Imagine a flexible constitution which unites a cultural language split.
Artist Stine Marie Jacobsen invited children in Riga to join in a two week collaborative, multi-languaged and experimental writing workshop, where mother tongues were split, re-welded and transformed into new (step-)mother/pidgin tongues through translation of idioms, mutation of words and new laws. During the workshop, the children re-examined their relationship to both Latvian and Russian languages to create a dictionary for a new language through which they staked their claim on a future for Latvian culture.

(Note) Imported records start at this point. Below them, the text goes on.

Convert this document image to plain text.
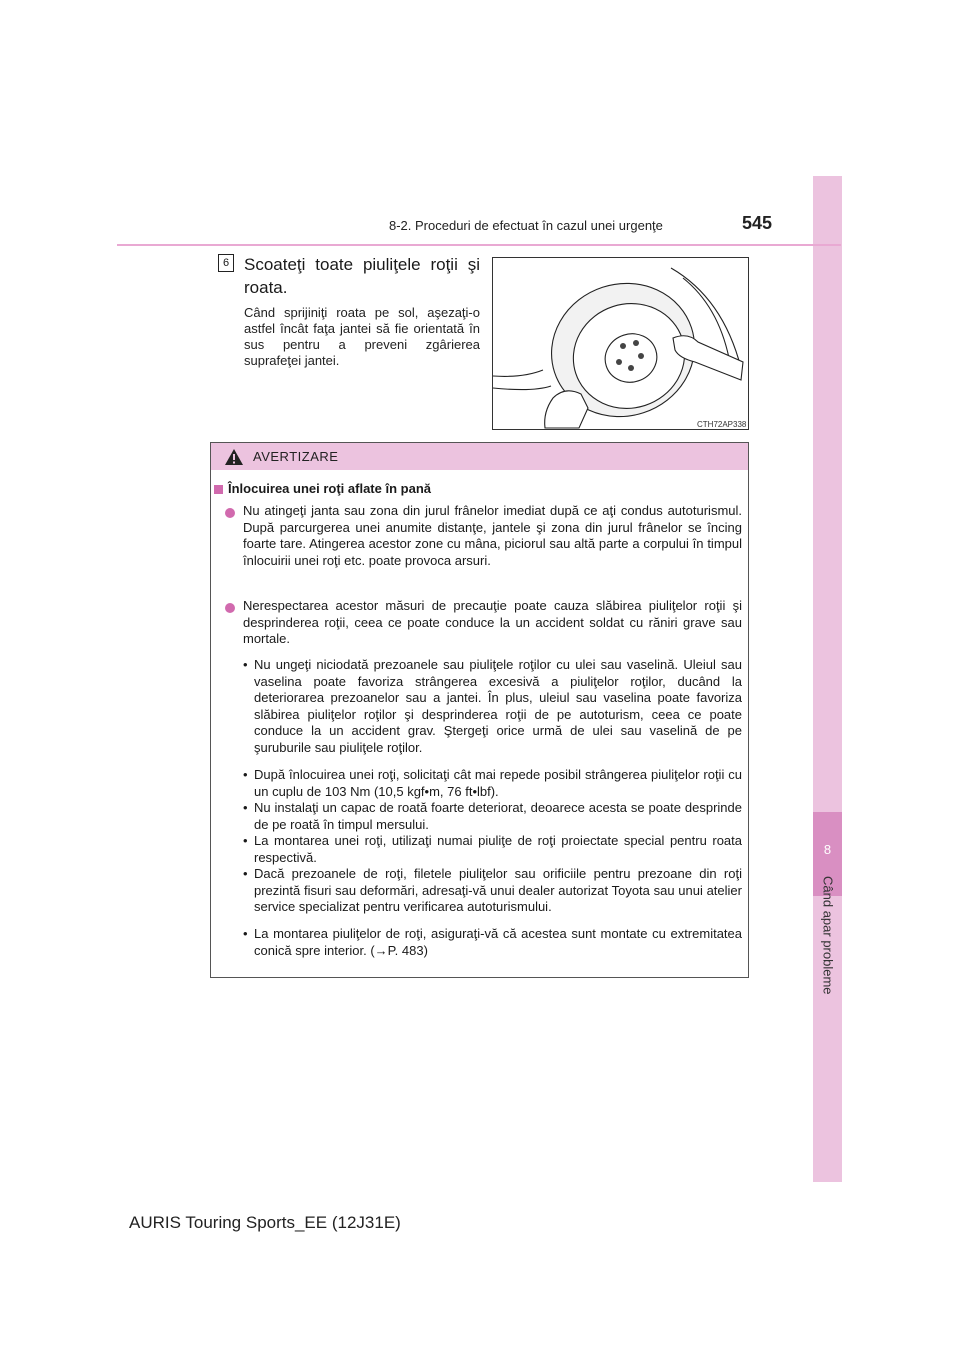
8
Când apar probleme
8-2. Proceduri de efectuat în cazul unei urgenţe	545
6 Scoateţi toate piuliţele roţii şi roata.
Când sprijiniţi roata pe sol, aşezaţi-o astfel încât faţa jantei să fie orientată în sus pentru a preveni zgârierea suprafeţei jantei.
CTH72AP338
AVERTIZARE
Înlocuirea unei roţi aflate în pană
Nu atingeţi janta sau zona din jurul frânelor imediat după ce aţi condus autoturismul. După parcurgerea unei anumite distanţe, jantele şi zona din jurul frânelor se încing foarte tare. Atingerea acestor zone cu mâna, piciorul sau altă parte a corpului în timpul înlocuirii unei roţi etc. poate provoca arsuri.
Nerespectarea acestor măsuri de precauţie poate cauza slăbirea piuliţelor roţii şi desprinderea roţii, ceea ce poate conduce la un accident soldat cu răniri grave sau mortale.
• Nu ungeţi niciodată prezoanele sau piuliţele roţilor cu ulei sau vaselină. Uleiul sau vaselina poate favoriza strângerea excesivă a piuliţelor roţilor, ducând la deteriorarea prezoanelor sau a jantei. În plus, uleiul sau vaselina poate favoriza slăbirea piuliţelor roţilor şi desprinderea roţii de pe autoturism, ceea ce poate conduce la un accident grav. Ştergeţi orice urmă de ulei sau vaselină de pe şuruburile sau piuliţele roţilor.
• După înlocuirea unei roţi, solicitaţi cât mai repede posibil strângerea piuliţelor roţii cu un cuplu de 103 Nm (10,5 kgf•m, 76 ft•lbf).
• Nu instalaţi un capac de roată foarte deteriorat, deoarece acesta se poate desprinde de pe roată în timpul mersului.
• La montarea unei roţi, utilizaţi numai piuliţe de roţi proiectate special pentru roata respectivă.
• Dacă prezoanele de roţi, filetele piuliţelor sau orificiile pentru prezoane din roţi prezintă fisuri sau deformări, adresaţi-vă unui dealer autorizat Toyota sau unui atelier service specializat pentru verificarea autoturismului.
• La montarea piuliţelor de roţi, asiguraţi-vă că acestea sunt montate cu extremitatea conică spre interior. (→P. 483)
AURIS Touring Sports_EE (12J31E)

Pidgin Tongue (2018) draws on this vision from “the next generation” to develop a new “pidgin constitution” and make an absurdist monument sculpture for it – bringing attention to the fact that all constitutions are in essence arbitrary social constructs which enforce a normative set of “accepted” behaviours.
The title refers to the term “pidgin language”, which is a simplified grammatical form of a language that can emerge between groups with different languages. Pidgin language can be built up of words, sounds and body language and the emphasis is more on co-created meaning to enable interaction. Pidgin languages have no native speakers and are thus not “owned” by any one group over another.
The purpose of Jacobsen’s project is to generate insight into the differences that arise in social recognition and perception in relation to the use different mother tongues in the same society. Pidgin Tongue creates an environment where the children can feel some freedom from the weight of the social ideologies and existing stigmas of this highly politicised topic in order to define their own relationship to the two languages. The project gives meaning and shape to young people’s dreams, fears and hopes for the future in Latvia, and comments on a shift in national empathy through an abstract review of the current constitution.
In the workshop playful exercises turn pictures into language, break stereotypes, explain and explore proverbs, jokes and verbs while looking at emotional links to language, how to mirror yourself in others and how the children understand themselves as a nation. And exploring intergenerational family dynamics and possible clashes between languages in the home in relation to eg school life.
The results of Pidgin Tongue’s pilot explorations is shared in the book and a co-created sculpture inspired by the transnational Abacus calculator carries the children’s words on big movable cubes for the audience to interact with.